With Chenier extensively touring throughout the country in the sixties and seventies he soon became known as the king of zydeco, a moniker which he helped promote as he often wore a king's crown at his concerts. Chavis, however, became disenchanted with the record business and withdrew from the music scene altogether, and instead put all his efforts into training his thoroughbred racehorses.
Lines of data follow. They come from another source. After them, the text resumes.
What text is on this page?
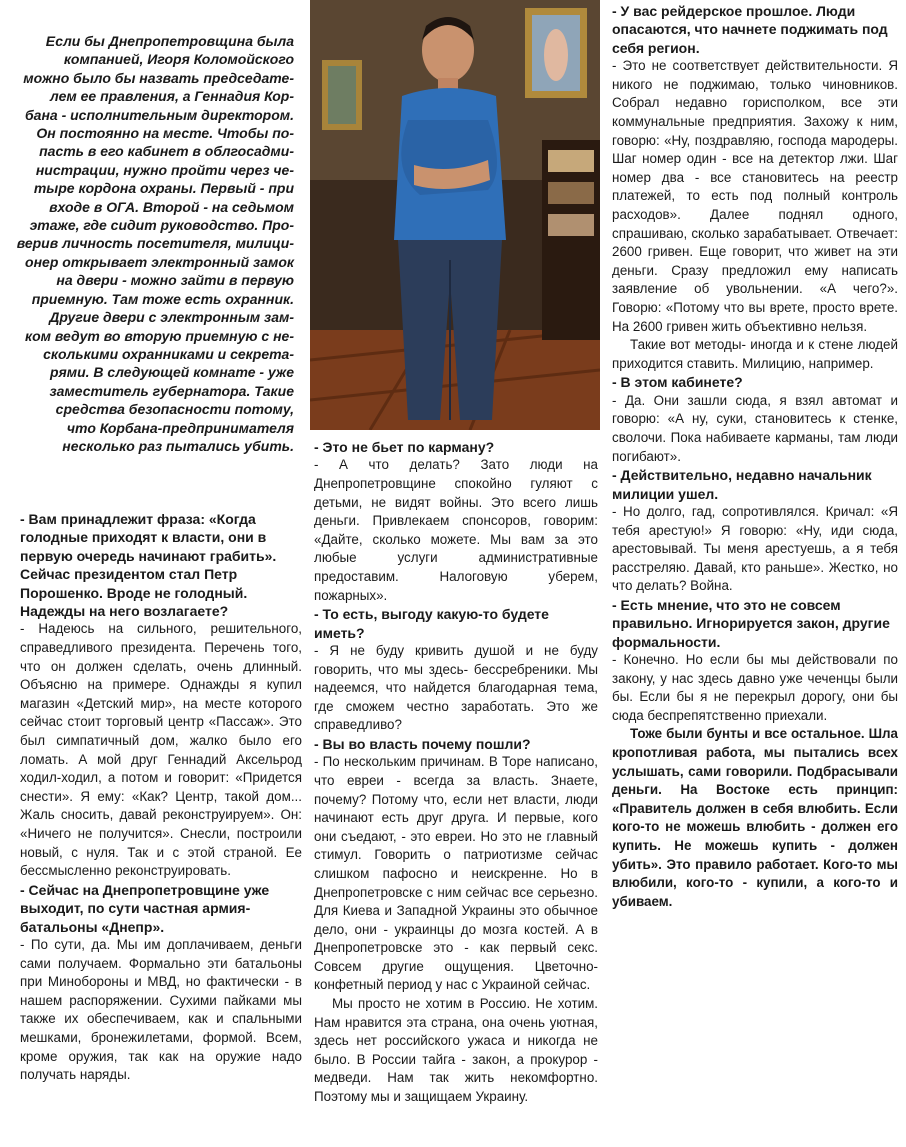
Если бы Днепропетровщина была

компанией, Игоря Коломойского

можно было бы назвать председате-

лем ее правления, а Геннадия Кор-

бана - исполнительным директором.

Он постоянно на месте. Чтобы по-

пасть в его кабинет в облгосадми-

нистрации, нужно пройти через че-

тыре кордона охраны. Первый - при

входе в ОГА. Второй - на седьмом

этаже, где сидит руководство. Про-

верив личность посетителя, милици-

онер открывает электронный замок

на двери - можно зайти в первую

приемную. Там тоже есть охранник.

Другие двери с электронным зам-

ком ведут во вторую приемную с не-

сколькими охранниками и секрета-

рями. В следующей комнате - уже

заместитель губернатора. Такие

средства безопасности потому,

что Корбана-предпринимателя

несколько раз пытались убить.

- Вам принадлежит фраза: «Когда голодные приходят к власти, они в первую очередь начинают грабить». Сейчас президентом стал Петр Порошенко. Вроде не голодный. Надежды на него возлагаете?

- Надеюсь на сильного, решительного, справедливого президента. Перечень того, что он должен сделать, очень длинный. Объясню на примере. Однажды я купил магазин «Детский мир», на месте которого сейчас стоит торговый центр «Пассаж». Это был симпатичный дом, жалко было его ломать. А мой друг Геннадий Аксельрод ходил-ходил, а потом и говорит: «Придется снести». Я ему: «Как? Центр, такой дом... Жаль сносить, давай реконструируем». Он: «Ничего не получится». Снесли, построили новый, с нуля. Так и с этой страной. Ее бессмысленно реконструировать.

- Сейчас на Днепропетровщине уже выходит, по сути частная армия- батальоны «Днепр».

- По сути, да. Мы им доплачиваем, деньги сами получаем. Формально эти батальоны при Минобороны и МВД, но фактически - в нашем распоряжении. Сухими пайками мы также их обеспечиваем, как и спальными мешками, бронежилетами, формой. Всем, кроме оружия, так как на оружие надо получать наряды.

- Это не бьет по карману?

- А что делать? Зато люди на Днепропетровщине спокойно гуляют с детьми, не видят войны. Это всего лишь деньги. Привлекаем спонсоров, говорим: «Дайте, сколько можете. Мы вам за это любые услуги административные предоставим. Налоговую уберем, пожарных».

- То есть, выгоду какую-то будете иметь?

- Я не буду кривить душой и не буду говорить, что мы здесь- бессребреники. Мы надеемся, что найдется благодарная тема, где сможем честно заработать. Это же справедливо?

- Вы во власть почему пошли?

- По нескольким причинам. В Торе написано, что евреи - всегда за власть. Знаете, почему? Потому что, если нет власти, люди начинают есть друг друга. И первые, кого они съедают, - это евреи. Но это не главный стимул. Говорить о патриотизме сейчас слишком пафосно и неискренне. Но в Днепропетровске с ним сейчас все серьезно. Для Киева и Западной Украины это обычное дело, они - украинцы до мозга костей. А в Днепропетровске это - как первый секс. Совсем другие ощущения. Цветочно-конфетный период у нас с Украиной сейчас.

Мы просто не хотим в Россию. Не хотим. Нам нравится эта страна, она очень уютная, здесь нет российского ужаса и никогда не было. В России тайга - закон, а прокурор - медведи. Нам так жить некомфортно. Поэтому мы и защищаем Украину.

- У вас рейдерское прошлое. Люди опасаются, что начнете поджимать под себя регион.

- Это не соответствует действительности. Я никого не поджимаю, только чиновников. Собрал недавно горисполком, все эти коммунальные предприятия. Захожу к ним, говорю: «Ну, поздравляю, господа мародеры. Шаг номер один - все на детектор лжи. Шаг номер два - все становитесь на реестр платежей, то есть под полный контроль расходов». Далее поднял одного, спрашиваю, сколько зарабатывает. Отвечает: 2600 гривен. Еще говорит, что живет на эти деньги. Сразу предложил ему написать заявление об увольнении. «А чего?». Говорю: «Потому что вы врете, просто врете. На 2600 гривен жить объективно нельзя.

Такие вот методы- иногда и к стене людей приходится ставить. Милицию, например.

- В этом кабинете?

- Да. Они зашли сюда, я взял автомат и говорю: «А ну, суки, становитесь к стенке, сволочи. Пока набиваете карманы, там люди погибают».

- Действительно, недавно начальник милиции ушел.

- Но долго, гад, сопротивлялся. Кричал: «Я тебя арестую!» Я говорю: «Ну, иди сюда, арестовывай. Ты меня арестуешь, а я тебя расстреляю. Давай, кто раньше». Жестко, но что делать? Война.

- Есть мнение, что это не совсем правильно. Игнорируется закон, другие формальности.

- Конечно. Но если бы мы действовали по закону, у нас здесь давно уже чеченцы были бы. Если бы я не перекрыл дорогу, они бы сюда беспрепятственно приехали.

Тоже были бунты и все остальное. Шла кропотливая работа, мы пытались всех услышать, сами говорили. Подбрасывали деньги. На Востоке есть принцип: «Правитель должен в себя влюбить. Если кого-то не можешь влюбить - должен его купить. Не можешь купить - должен убить». Это правило работает. Кого-то мы влюбили, кого-то - купили, а кого-то и убиваем.
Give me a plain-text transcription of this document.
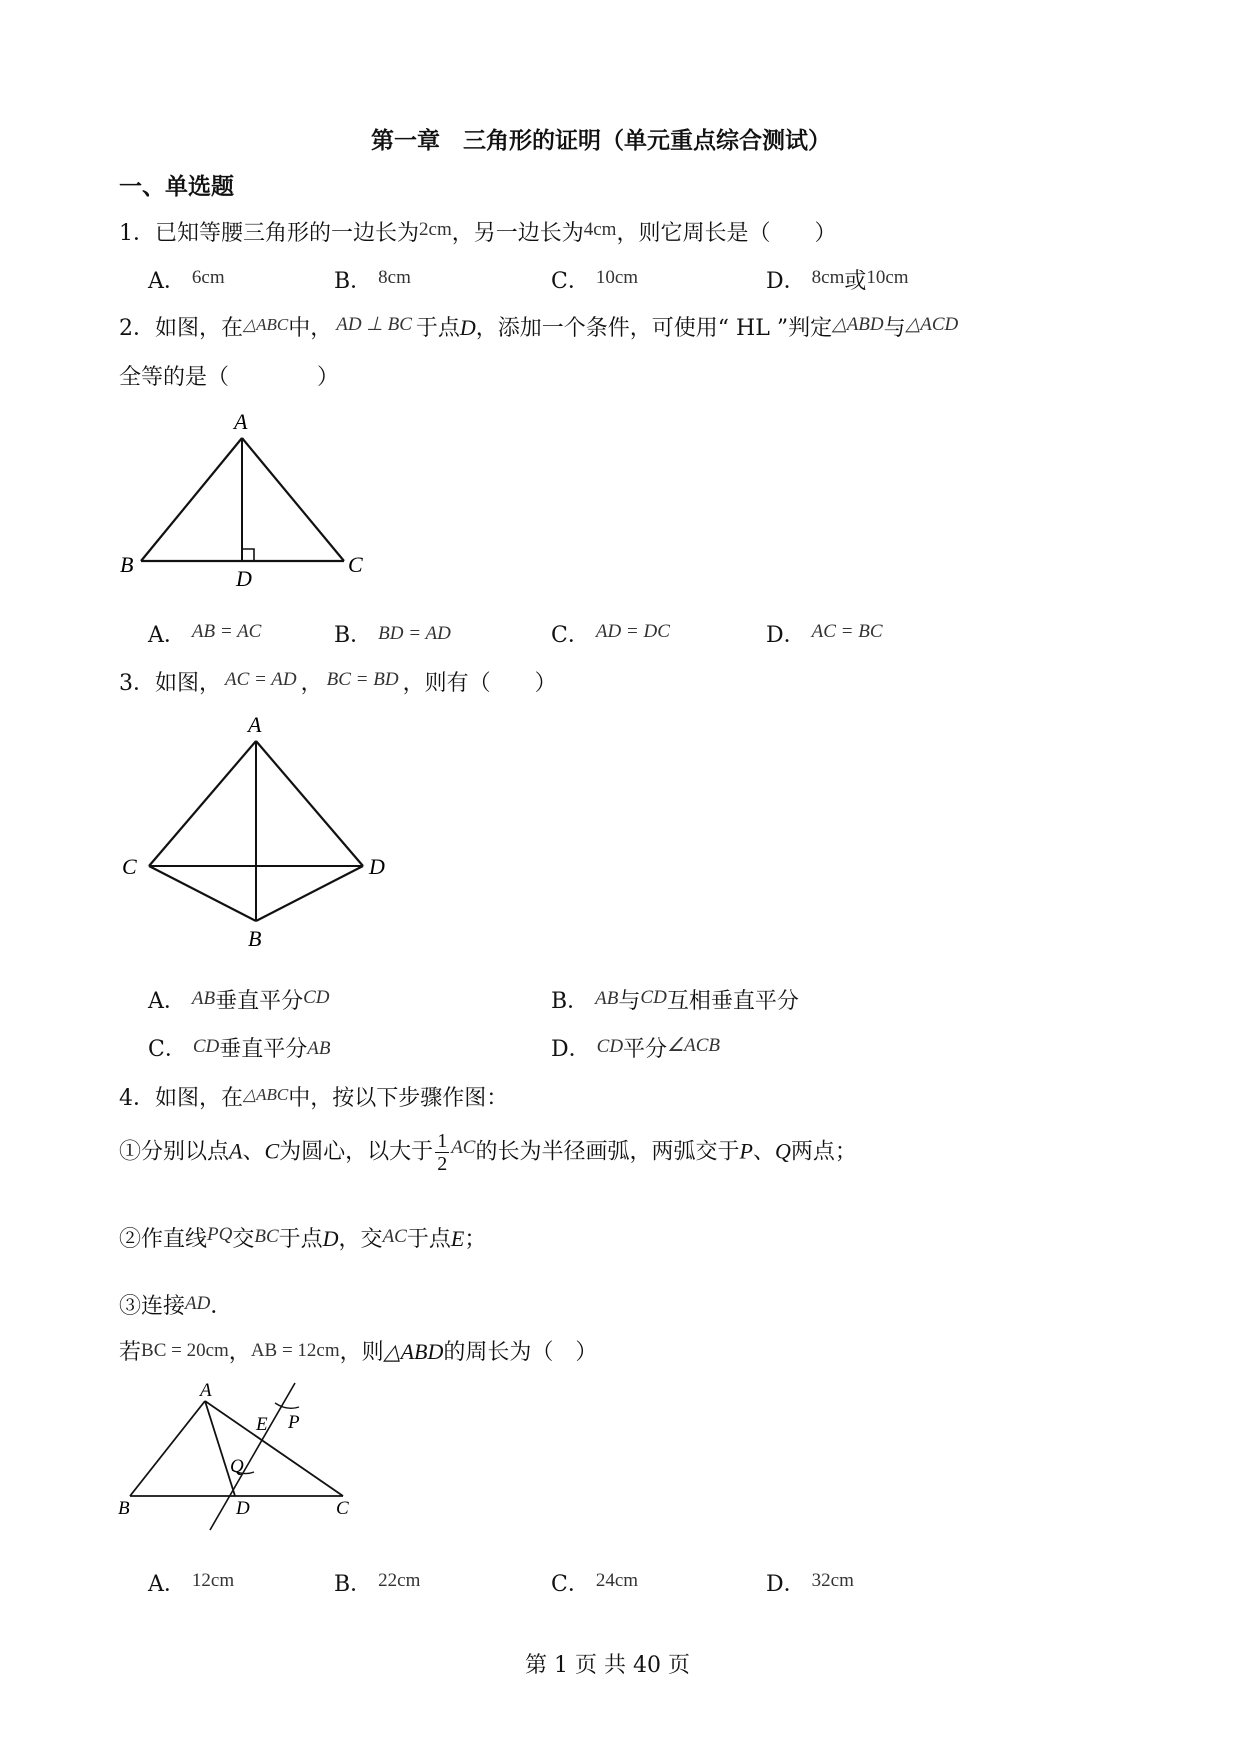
第一章　三角形的证明（单元重点综合测试）
一、单选题
1．已知等腰三角形的一边长为2cm，另一边长为4cm，则它周长是（　　）
A． 6cm	B． 8cm	C． 10cm	D． 8cm或10cm
2．如图，在$^{\triangle ABC}$中， AD ⊥ BC 于点D，添加一个条件，可使用“ HL ”判定△ABD与△ACD
全等的是（　　　　）
A
B	C
D
A． AB = AC	B． BD = AD	C． AD = DC	D． AC = BC
3．如图， AC = AD ， BC = BD ，则有（　　）
A
C	D
B
A． AB垂直平分CD	B． AB与CD互相垂直平分
C． CD垂直平分AB	D． CD平分∠ACB
4．如图，在$^{\triangle ABC}$中，按以下步骤作图：
①分别以点A、C为圆心，以大于 $\frac{1}{2}$ AC的长为半径画弧，两弧交于P、Q两点；
②作直线PQ交BC于点D，交AC于点E；
③连接AD．
若BC = 20cm，AB = 12cm，则△ABD的周长为（　）
A
B	D	C
E P
Q
A． 12cm	B． 22cm	C． 24cm	D． 32cm
第 1 页 共 40 页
Chenier's ill-health dramatically slowed down his touring in the early eighties and he finally succumbed in 1987. Two years prior to the king's death Chavis felt the time was right to launch a comeback and reclaim zydeco's crown, one that he felt belonged to him all along anyway.
The comeback proved fruitful as Chavis' raw style of zydeco began influencing a new legion of younger musicians throughout Louisiana, most notably hot-shot Beau Jocque, who is currently positioning himself as the future heir to zydeco's throne with his own brand of fierce, red-hot music.
Now on his latest release, Who Stole My Monkey?, Boozoo shows why the Cajun crown now belongs to him exclusively, even if he doesn't cheekily don it as Chenier once did.
Chavis' lively accordion and raw, bouncy vocals, often sung in French-Cajun, make it hard to sit still. Songs such as the high-energy "I Went To The Dance", "Oh Yeah" and the spicy "Ah, Cayenne" conjures up images of packed, backwoods Cajun dance halls bursting at the seams with energy. He puts his own signature on two blues standards, Sonny Boy Williamson's "Bottle Up and Go" and a song Muddy Waters made famous, "Baby, Please Don't Go", which Chavis performs 'unplugged' with just his squeeze box.
Although Who Stole My Monkey? is a perfect document of this Cajun / Creole music, it may be more than just the music that makes this recording go down in history - it's the first zydeco album that contains X-rated lyrics, thus forcing the record company to plaster a parental warning label on the front cover of the disc. The songs in question here are two popular numbers that have become favorites at his live shows, "Uncle Bud" and "Deacon Jones". While these high-energy songs are hysterical in their content, you're not likely to ever hear them on the radio, not even in Louisiana.
On Who Stole My Monkey? Boozoo Chavis proves that he's still the master of the zydeco domain. All hail the king.